St. Dominic's School in Hambledon, Surrey, England is a co-educational day school, one of the oldest special schools in the United Kingdom. It specialises in the education of children with various disabilities, such as autism, whilst integrating specialised support, including an onsite speech and language, occupational and physio therapy team. Currently pupils are admitted from over 35 different LEAs. It admits and educates pupils aged 7–19.

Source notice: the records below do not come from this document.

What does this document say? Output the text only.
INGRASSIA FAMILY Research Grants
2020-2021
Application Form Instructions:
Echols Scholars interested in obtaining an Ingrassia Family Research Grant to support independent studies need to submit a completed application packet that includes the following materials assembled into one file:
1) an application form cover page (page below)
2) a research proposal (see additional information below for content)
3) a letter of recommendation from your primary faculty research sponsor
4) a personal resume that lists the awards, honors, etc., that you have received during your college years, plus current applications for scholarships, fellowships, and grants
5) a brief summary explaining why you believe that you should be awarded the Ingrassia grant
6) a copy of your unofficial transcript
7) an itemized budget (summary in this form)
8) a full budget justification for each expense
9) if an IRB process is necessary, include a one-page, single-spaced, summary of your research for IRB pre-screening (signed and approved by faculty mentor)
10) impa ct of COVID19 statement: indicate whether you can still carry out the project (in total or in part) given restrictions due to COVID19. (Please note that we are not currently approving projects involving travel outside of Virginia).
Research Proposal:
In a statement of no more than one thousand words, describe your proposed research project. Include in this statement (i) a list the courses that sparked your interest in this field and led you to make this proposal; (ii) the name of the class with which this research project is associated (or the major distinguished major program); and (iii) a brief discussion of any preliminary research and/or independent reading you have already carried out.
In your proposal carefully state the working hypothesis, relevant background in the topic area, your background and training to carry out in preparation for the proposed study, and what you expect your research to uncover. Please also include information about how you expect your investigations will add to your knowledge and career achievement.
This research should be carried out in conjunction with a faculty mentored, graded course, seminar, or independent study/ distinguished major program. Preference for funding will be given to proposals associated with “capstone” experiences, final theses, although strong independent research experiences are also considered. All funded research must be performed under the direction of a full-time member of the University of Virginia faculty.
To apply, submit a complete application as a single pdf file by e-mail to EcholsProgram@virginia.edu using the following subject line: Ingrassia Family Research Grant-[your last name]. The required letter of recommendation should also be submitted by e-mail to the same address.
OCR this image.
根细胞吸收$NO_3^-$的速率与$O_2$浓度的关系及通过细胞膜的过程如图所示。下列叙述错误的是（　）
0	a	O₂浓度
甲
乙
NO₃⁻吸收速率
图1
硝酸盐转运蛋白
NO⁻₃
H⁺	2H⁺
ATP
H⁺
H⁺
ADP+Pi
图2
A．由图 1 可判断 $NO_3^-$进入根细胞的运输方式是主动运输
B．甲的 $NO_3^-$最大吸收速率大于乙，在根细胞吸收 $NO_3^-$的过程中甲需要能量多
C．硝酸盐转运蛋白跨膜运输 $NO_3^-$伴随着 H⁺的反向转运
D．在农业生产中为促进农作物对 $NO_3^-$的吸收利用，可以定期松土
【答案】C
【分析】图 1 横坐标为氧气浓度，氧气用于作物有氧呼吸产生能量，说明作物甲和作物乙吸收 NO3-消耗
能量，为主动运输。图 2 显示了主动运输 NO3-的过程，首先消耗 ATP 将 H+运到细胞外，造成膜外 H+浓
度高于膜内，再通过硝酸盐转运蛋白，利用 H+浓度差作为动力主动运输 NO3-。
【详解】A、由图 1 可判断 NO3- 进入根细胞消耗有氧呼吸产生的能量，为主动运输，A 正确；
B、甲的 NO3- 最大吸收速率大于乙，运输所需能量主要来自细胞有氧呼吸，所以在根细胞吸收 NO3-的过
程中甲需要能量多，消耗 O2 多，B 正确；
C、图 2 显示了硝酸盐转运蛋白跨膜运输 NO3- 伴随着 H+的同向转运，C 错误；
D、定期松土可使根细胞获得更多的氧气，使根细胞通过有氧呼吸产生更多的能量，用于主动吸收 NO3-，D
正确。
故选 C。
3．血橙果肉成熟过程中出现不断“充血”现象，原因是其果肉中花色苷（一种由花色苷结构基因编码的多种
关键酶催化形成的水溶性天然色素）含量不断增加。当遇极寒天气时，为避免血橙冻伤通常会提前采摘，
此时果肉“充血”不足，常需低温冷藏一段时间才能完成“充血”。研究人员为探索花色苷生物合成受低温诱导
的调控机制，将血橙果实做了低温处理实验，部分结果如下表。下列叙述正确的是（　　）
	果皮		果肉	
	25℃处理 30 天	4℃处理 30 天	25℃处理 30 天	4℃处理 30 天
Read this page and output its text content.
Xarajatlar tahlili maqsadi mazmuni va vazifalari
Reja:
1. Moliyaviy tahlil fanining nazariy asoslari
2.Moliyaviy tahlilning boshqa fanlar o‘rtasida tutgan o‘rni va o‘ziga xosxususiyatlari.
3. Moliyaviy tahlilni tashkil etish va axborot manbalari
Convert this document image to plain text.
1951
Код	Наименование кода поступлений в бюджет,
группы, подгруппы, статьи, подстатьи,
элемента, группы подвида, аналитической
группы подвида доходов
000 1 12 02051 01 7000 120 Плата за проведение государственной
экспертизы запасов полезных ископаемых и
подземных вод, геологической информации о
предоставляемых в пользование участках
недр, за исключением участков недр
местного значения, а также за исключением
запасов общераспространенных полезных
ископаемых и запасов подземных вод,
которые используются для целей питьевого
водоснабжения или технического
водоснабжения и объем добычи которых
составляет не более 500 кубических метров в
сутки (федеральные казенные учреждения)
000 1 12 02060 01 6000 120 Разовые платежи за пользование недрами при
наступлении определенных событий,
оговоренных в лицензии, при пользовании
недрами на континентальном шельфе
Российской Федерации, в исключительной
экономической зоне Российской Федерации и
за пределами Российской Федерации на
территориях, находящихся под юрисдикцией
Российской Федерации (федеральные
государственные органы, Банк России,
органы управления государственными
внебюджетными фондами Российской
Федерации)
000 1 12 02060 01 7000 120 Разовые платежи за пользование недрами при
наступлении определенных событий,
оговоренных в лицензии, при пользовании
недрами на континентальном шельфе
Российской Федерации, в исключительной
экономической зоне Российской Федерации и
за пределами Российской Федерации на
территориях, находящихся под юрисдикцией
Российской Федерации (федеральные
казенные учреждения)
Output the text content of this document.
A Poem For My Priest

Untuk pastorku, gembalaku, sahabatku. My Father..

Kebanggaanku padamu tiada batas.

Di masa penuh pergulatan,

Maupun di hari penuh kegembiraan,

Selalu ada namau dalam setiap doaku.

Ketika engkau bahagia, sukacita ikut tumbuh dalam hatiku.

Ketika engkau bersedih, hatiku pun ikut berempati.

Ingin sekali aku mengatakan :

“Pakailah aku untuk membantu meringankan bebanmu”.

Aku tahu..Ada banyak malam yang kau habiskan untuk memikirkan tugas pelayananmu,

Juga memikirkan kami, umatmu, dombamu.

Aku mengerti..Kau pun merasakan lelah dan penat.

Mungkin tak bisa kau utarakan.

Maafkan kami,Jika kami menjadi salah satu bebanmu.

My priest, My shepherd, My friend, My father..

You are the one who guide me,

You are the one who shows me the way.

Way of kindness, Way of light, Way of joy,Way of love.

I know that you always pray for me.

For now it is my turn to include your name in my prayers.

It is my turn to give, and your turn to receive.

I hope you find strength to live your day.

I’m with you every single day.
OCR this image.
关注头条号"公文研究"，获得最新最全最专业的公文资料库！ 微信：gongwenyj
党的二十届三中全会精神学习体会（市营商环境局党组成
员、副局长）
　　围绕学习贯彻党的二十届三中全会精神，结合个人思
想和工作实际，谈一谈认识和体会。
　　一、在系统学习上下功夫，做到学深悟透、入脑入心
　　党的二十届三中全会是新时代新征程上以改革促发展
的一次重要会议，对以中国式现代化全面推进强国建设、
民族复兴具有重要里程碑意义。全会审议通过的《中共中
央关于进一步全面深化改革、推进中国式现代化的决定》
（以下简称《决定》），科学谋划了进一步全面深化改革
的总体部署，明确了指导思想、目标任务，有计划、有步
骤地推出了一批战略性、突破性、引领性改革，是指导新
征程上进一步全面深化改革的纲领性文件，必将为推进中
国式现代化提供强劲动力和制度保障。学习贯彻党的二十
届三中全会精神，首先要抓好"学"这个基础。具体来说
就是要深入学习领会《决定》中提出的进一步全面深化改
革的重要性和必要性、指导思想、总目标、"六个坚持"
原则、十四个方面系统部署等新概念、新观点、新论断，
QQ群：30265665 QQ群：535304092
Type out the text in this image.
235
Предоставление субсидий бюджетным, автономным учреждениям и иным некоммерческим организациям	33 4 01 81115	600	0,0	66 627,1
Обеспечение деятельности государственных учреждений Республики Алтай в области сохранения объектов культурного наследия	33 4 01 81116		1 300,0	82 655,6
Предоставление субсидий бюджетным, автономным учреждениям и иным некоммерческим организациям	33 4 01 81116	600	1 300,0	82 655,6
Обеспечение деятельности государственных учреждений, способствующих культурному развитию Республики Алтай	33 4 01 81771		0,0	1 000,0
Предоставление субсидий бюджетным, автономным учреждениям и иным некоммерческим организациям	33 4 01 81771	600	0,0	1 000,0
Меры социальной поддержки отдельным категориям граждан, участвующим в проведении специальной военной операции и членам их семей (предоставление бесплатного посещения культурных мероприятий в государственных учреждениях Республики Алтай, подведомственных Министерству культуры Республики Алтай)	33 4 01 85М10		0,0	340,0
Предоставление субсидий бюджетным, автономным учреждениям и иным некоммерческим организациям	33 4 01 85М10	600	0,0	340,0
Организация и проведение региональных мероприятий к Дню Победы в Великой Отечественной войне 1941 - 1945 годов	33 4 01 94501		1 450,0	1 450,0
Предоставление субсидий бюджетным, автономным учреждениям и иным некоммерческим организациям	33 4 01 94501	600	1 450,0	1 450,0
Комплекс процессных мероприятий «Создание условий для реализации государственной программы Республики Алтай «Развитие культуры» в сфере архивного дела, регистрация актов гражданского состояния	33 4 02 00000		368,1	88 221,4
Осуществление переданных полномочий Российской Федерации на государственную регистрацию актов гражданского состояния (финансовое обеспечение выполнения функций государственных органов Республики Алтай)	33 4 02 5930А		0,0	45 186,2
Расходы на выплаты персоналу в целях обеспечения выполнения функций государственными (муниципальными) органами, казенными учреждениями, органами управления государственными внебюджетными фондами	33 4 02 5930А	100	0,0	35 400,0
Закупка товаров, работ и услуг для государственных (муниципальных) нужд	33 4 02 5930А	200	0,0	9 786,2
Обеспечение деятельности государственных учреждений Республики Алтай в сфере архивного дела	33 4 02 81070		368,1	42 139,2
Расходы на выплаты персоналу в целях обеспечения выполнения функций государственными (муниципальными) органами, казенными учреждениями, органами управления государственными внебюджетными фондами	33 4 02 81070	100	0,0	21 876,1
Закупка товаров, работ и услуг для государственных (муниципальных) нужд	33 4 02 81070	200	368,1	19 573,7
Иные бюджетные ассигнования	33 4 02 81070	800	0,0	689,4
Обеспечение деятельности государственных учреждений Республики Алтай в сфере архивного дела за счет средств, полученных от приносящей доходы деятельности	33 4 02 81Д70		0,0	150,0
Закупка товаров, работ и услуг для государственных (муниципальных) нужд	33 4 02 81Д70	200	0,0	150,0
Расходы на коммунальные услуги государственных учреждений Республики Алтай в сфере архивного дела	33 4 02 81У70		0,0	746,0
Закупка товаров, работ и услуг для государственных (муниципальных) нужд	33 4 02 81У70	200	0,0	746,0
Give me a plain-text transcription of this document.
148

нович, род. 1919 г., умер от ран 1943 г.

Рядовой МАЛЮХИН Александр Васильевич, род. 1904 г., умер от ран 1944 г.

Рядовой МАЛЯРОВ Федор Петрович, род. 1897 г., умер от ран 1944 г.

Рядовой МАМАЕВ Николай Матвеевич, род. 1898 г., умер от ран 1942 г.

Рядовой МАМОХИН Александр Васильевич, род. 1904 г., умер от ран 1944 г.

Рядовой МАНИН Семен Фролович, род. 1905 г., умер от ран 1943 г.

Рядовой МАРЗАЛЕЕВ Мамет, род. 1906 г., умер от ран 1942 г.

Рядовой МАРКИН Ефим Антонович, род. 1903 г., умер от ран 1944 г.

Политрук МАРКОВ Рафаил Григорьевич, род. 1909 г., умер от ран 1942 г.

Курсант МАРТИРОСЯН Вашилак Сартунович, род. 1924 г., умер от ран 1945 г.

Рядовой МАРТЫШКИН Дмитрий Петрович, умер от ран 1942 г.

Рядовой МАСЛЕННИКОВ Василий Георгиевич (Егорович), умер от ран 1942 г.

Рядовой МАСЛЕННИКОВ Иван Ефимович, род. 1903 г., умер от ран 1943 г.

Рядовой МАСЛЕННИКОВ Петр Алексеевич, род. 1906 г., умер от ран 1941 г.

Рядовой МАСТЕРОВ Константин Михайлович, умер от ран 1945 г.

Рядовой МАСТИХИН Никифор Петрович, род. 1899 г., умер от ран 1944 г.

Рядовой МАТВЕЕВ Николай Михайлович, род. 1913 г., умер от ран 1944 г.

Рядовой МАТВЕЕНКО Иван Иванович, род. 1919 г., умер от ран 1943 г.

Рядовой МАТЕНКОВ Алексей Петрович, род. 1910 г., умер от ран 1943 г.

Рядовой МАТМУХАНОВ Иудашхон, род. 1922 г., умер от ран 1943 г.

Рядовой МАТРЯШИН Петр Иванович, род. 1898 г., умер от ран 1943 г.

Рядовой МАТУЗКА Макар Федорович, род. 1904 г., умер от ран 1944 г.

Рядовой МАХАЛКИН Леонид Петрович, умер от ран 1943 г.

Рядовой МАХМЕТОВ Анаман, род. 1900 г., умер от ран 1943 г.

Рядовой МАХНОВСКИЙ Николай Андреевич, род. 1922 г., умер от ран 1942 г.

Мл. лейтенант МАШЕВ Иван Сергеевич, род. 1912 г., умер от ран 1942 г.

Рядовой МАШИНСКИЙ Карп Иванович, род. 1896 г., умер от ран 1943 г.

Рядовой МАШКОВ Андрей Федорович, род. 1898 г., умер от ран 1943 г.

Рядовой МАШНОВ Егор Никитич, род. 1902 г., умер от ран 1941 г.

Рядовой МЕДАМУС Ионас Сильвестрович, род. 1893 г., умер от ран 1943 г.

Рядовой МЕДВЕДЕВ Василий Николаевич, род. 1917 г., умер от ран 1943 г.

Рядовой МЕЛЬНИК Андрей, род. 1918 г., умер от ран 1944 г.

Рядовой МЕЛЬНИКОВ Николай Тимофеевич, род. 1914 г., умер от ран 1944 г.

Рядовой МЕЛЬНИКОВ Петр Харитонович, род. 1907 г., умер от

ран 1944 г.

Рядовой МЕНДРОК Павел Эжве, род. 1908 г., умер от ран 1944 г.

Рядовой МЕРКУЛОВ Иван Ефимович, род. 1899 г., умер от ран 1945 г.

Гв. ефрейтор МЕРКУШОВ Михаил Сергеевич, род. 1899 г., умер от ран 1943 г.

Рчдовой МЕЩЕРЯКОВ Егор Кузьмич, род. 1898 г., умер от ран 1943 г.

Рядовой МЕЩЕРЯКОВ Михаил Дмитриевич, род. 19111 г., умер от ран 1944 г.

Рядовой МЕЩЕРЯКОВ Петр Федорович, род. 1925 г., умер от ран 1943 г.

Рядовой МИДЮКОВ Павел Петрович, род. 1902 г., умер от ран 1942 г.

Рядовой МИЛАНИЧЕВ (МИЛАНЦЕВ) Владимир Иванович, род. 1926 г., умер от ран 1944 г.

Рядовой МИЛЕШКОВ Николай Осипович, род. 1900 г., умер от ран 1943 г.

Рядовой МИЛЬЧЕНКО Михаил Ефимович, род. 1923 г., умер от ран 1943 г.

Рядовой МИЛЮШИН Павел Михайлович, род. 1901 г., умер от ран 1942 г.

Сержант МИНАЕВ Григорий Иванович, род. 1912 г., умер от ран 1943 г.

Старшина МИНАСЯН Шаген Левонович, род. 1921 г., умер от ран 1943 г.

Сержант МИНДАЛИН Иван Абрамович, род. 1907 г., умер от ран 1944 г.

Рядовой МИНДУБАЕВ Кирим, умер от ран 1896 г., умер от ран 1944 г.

Previously a non-maintained independent school, in January 2018 St Dominic's School formally entered the state sector and converted to academy status. The school is now part of the Orchard Hill College & Academy Trust.

==Admissions==
Applications are normally made through the Local Education Authority in whose area a child's family live. Currently pupils are admitted from over 35 different LEAs.

==Background==
On Mount Olivet, a hill in the Greensand Ridge, the place was named after St. Dominic Savio, the patron saint of juvenile delinquents. The site was originally property of Charles Watney. It consisted of an observatory and a chapel, the latter of which remains a prominent assembly place and the observatory remaining as the logo for the school. When Watney's wife died in 1929, some time after Watney himself died, the Roman Catholic congregation of nuns known as the Sisters of the Sacred Hearts of Jesus and Mary established the school at her request, and they remain its trustees to this day. The school is one of those supported by the Diocese of Arundel and Brighton (in the Roman Catholic church).